21 Feb Mango and sriracha chicken noodle bowl with sweet chilli dressing
A healthy, colourful, chicken noodle bowl is so hot right now. Loaded with nuts, noodles, vegies, crowning-glory mango and sriracha-infused chicken breast, this chicken noodle bowl is healthy, plentiful, filling and bursting with bold flavours.
I can never get enough of the sweet/spicy combo. It’s super fun to play around with the elements of hot, sour, salty and sweet… all with a bit of spice.
This noodle bowl is by no means a featherweight. It’s packed with so much that you will find yourself full without feeling heavy… so here’s to bright, sunny bowls of feel-good cuisine!
Enjoy with gusto,
Mango and sriracha chicken noodle bowl with sweet chilli dressing
For the Chicken + Marinade
4 skinless chicken breasts, cubed
1 cup mango, cubed
Juice of 2 limes (approx. 3 tablespoons)
2 tablespoons fish sauce
2 tablespoons sesame oil
1 tablespoon brown sugar
2 tablespoons Sriracha
3 garlic cloves, minced
1/2 teaspoon salt
For the Dressing:
1/4 cup sweet chilli sauce
1/4 cup fresh lime juice
1 tablespoon sesame oil
For the Salad:
440g fresh Hokkien noodles
4 mango cheeks, thinly sliced
1 red capsicum, deseeded, thinly sliced
3 spring onions, sliced
50g snow pea sprouts
1/4 cup cashews
1 tablespoon dried chilli flakes
Lime wedges (to serve)
Fresh coriander (to serve)
In a blender or food processor, combine the mango, lime juice, fish sauce, sesame oil, brown sugar, Sriracha, garlic and salt – blending until smooth.

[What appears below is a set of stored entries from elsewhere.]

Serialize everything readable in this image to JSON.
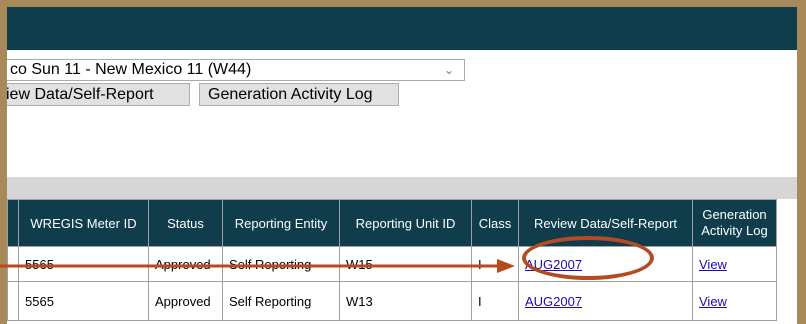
{
  "form": {
    "selected_unit": "co Sun 11 - New Mexico 11 (W44)",
    "review_button": "iew Data/Self-Report",
    "activity_log_button": "Generation Activity Log"
  },
  "table": {
    "headers": {
      "meter_id": "WREGIS Meter ID",
      "status": "Status",
      "reporting_entity": "Reporting Entity",
      "reporting_unit_id": "Reporting Unit ID",
      "class": "Class",
      "review": "Review Data/Self-Report",
      "activity_log_line1": "Generation",
      "activity_log_line2": "Activity Log"
    },
    "rows": [
      {
        "meter_id": "5565",
        "status": "Approved",
        "reporting_entity": "Self Reporting",
        "reporting_unit_id": "W15",
        "class": "I",
        "review": "AUG2007",
        "activity_log": "View"
      },
      {
        "meter_id": "5565",
        "status": "Approved",
        "reporting_entity": "Self Reporting",
        "reporting_unit_id": "W13",
        "class": "I",
        "review": "AUG2007",
        "activity_log": "View"
      }
    ]
  },
  "colors": {
    "header_bg": "#0f3d4c",
    "frame": "#a8895a",
    "annotation": "#b54b21",
    "link": "#1a0dab"
  },
  "icons": {
    "dropdown": "chevron-down-icon",
    "annotation": "arrow-right-icon"
  }
}
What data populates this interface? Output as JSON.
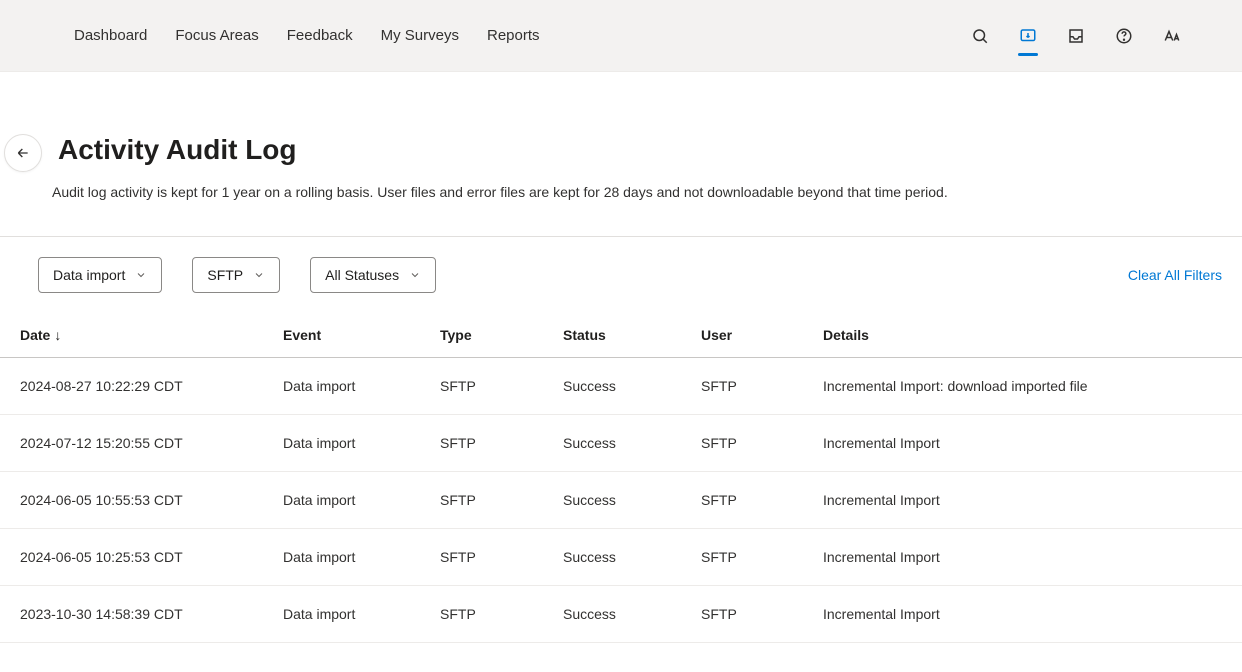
{
  "nav": {
    "items": [
      {
        "label": "Dashboard"
      },
      {
        "label": "Focus Areas"
      },
      {
        "label": "Feedback"
      },
      {
        "label": "My Surveys"
      },
      {
        "label": "Reports"
      }
    ]
  },
  "header": {
    "title": "Activity Audit Log",
    "subtitle": "Audit log activity is kept for 1 year on a rolling basis. User files and error files are kept for 28 days and not downloadable beyond that time period."
  },
  "filters": {
    "items": [
      {
        "label": "Data import"
      },
      {
        "label": "SFTP"
      },
      {
        "label": "All Statuses"
      }
    ],
    "clear_label": "Clear All Filters"
  },
  "table": {
    "columns": {
      "date": "Date",
      "event": "Event",
      "type": "Type",
      "status": "Status",
      "user": "User",
      "details": "Details"
    },
    "sort_indicator": "↓",
    "rows": [
      {
        "date": "2024-08-27 10:22:29 CDT",
        "event": "Data import",
        "type": "SFTP",
        "status": "Success",
        "user": "SFTP",
        "details_prefix": "Incremental Import: ",
        "details_link": "download imported file"
      },
      {
        "date": "2024-07-12 15:20:55 CDT",
        "event": "Data import",
        "type": "SFTP",
        "status": "Success",
        "user": "SFTP",
        "details_prefix": "Incremental Import",
        "details_link": ""
      },
      {
        "date": "2024-06-05 10:55:53 CDT",
        "event": "Data import",
        "type": "SFTP",
        "status": "Success",
        "user": "SFTP",
        "details_prefix": "Incremental Import",
        "details_link": ""
      },
      {
        "date": "2024-06-05 10:25:53 CDT",
        "event": "Data import",
        "type": "SFTP",
        "status": "Success",
        "user": "SFTP",
        "details_prefix": "Incremental Import",
        "details_link": ""
      },
      {
        "date": "2023-10-30 14:58:39 CDT",
        "event": "Data import",
        "type": "SFTP",
        "status": "Success",
        "user": "SFTP",
        "details_prefix": "Incremental Import",
        "details_link": ""
      }
    ]
  }
}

In an airtight container or zip-lock bag, add the chicken and coat well with the mixture. Seal and refrigerate overnight (or at least 4 hours).
When ready to cook, preheat grill or pan to high. Remove chicken from marinade and grill for about 5 minutes, before flipping the pieces and spooning remaining marinade on top. Grill for a further 5 minutes or until cooked and firm. Discard any remaining marinade.
Meanwhile, place the noodles in a large heatproof bowl and cover with boiling water. Allow to stand for 2 minutes. Use a fork to separate the noodles before draining well.
To make the dressing, place the sweet chilli, lime juice and sesame oil in a jar or bottle with a screw top lid. Seal tightly and shake until well combined.
Transfer the noodles to a large bowl and drizzle with half the dressing. Toss gently to coat.
Assemble the salad by dividing the noodles between 4 bowls. Add the chicken, mango, capsicum and sprouts. Sprinkle with the cashews and chilli flakes (to taste).
Serve with lime wedges, fresh coriander and the remaining dressing on the side.